Standard Operating Procedure refers to the lawful manner in which prisoners can be mistreated without the act being, in itself criminal. In a harrowing sequence in the film an army CID investigator differentiates between photos depicting criminal acts (those featuring sexual humiliation, threatening inmates with dogs etc) and those depicting SOP (the most famous being the Hooded Man but others including men chained to railings and left to stand for hours). This is where the film really achieved Morris' goal of a non-fiction Horror movie; we now live in a world where prisoners can be chained, standing against bunks for hours before interrogation and strictly speaking there's nothing criminally wrong. It makes you feel dirty.

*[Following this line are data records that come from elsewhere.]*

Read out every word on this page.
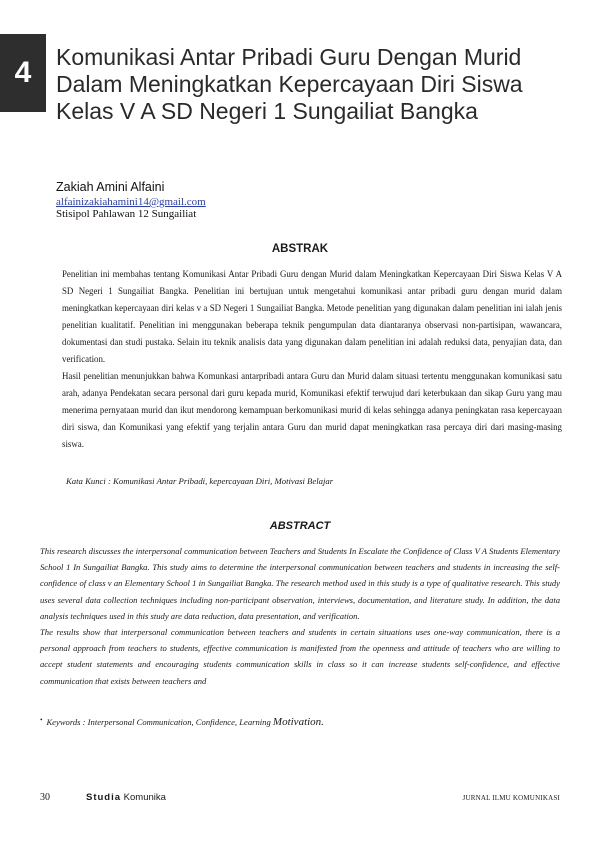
4	Komunikasi Antar Pribadi Guru Dengan Murid Dalam Meningkatkan Kepercayaan Diri Siswa Kelas V A SD Negeri 1 Sungailiat Bangka
Zakiah Amini Alfaini
alfainizakiahamini14@gmail.com
Stisipol Pahlawan 12 Sungailiat
ABSTRAK

Penelitian ini membahas tentang Komunikasi Antar Pribadi Guru dengan Murid dalam Meningkatkan Kepercayaan Diri Siswa Kelas V A SD Negeri 1 Sungailiat Bangka. Penelitian ini bertujuan untuk mengetahui komunikasi antar pribadi guru dengan murid dalam meningkatkan kepercayaan diri kelas v a SD Negeri 1 Sungailiat Bangka. Metode penelitian yang digunakan dalam penelitian ini ialah jenis penelitian kualitatif. Penelitian ini menggunakan beberapa teknik pengumpulan data diantaranya observasi non-partisipan, wawancara, dokumentasi dan studi pustaka. Selain itu teknik analisis data yang digunakan dalam penelitian ini adalah reduksi data, penyajian data, dan verification.

Hasil penelitian menunjukkan bahwa Komunkasi antarpribadi antara Guru dan Murid dalam situasi tertentu menggunakan komunikasi satu arah, adanya Pendekatan secara personal dari guru kepada murid, Komunikasi efektif terwujud dari keterbukaan dan sikap Guru yang mau menerima pernyataan murid dan ikut mendorong kemampuan berkomunikasi murid di kelas sehingga adanya peningkatan rasa kepercayaan diri siswa, dan Komunikasi yang efektif yang terjalin antara Guru dan murid dapat meningkatkan rasa percaya diri dari masing-masing siswa.

Kata Kunci : Komunikasi Antar Pribadi, kepercayaan Diri, Motivasi Belajar
ABSTRACT

This research discusses the interpersonal communication between Teachers and Students In Escalate the Confidence of Class V A Students Elementary School 1 In Sungailiat Bangka. This study aims to determine the interpersonal communication between teachers and students in increasing the self-confidence of class v an Elementary School 1 in Sungailiat Bangka. The research method used in this study is a type of qualitative research. This study uses several data collection techniques including non-participant observation, interviews, documentation, and literature study. In addition, the data analysis techniques used in this study are data reduction, data presentation, and verification.

The results show that interpersonal communication between teachers and students in certain situations uses one-way communication, there is a personal approach from teachers to students, effective communication is manifested from the openness and attitude of teachers who are willing to accept student statements and encouraging students communication skills in class so it can increase students self-confidence, and effective communication that exists between teachers and

• Keywords : Interpersonal Communication, Confidence, Learning Motivation.
30	Studia Komunika	JURNAL ILMU KOMUNIKASI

And that's before you get to the substantive issue of the photos which are central to the confusing and upsetting litany of degradation and horror that follows. The film is very ambiguous about the photos, their inspiration and the content- there is clear enjoyment of the act of photographing prisoners, corpses and abuse. There are revelations in the film which are profoundly disturbing and made me unsure about my disgust at the photos given that they are the only ones surviving from a damage limitation exercise- the horror at what you see gives way to the horror at what you haven't seen. It is the limitlessness of the despair of these conclusions that we truly wake in Morris' nightmare.
There's a lot to the film and I'm still processing it. I quote Morris from memory as I (stupidly) failed to bring a notebook, any corrections, comments and gripes welcome. I'm also eager to get the book co-authored by Morris and Philip Gourevitch. Morris' site and blog are really illuminating resources and are probably far better informed, argued and written than this.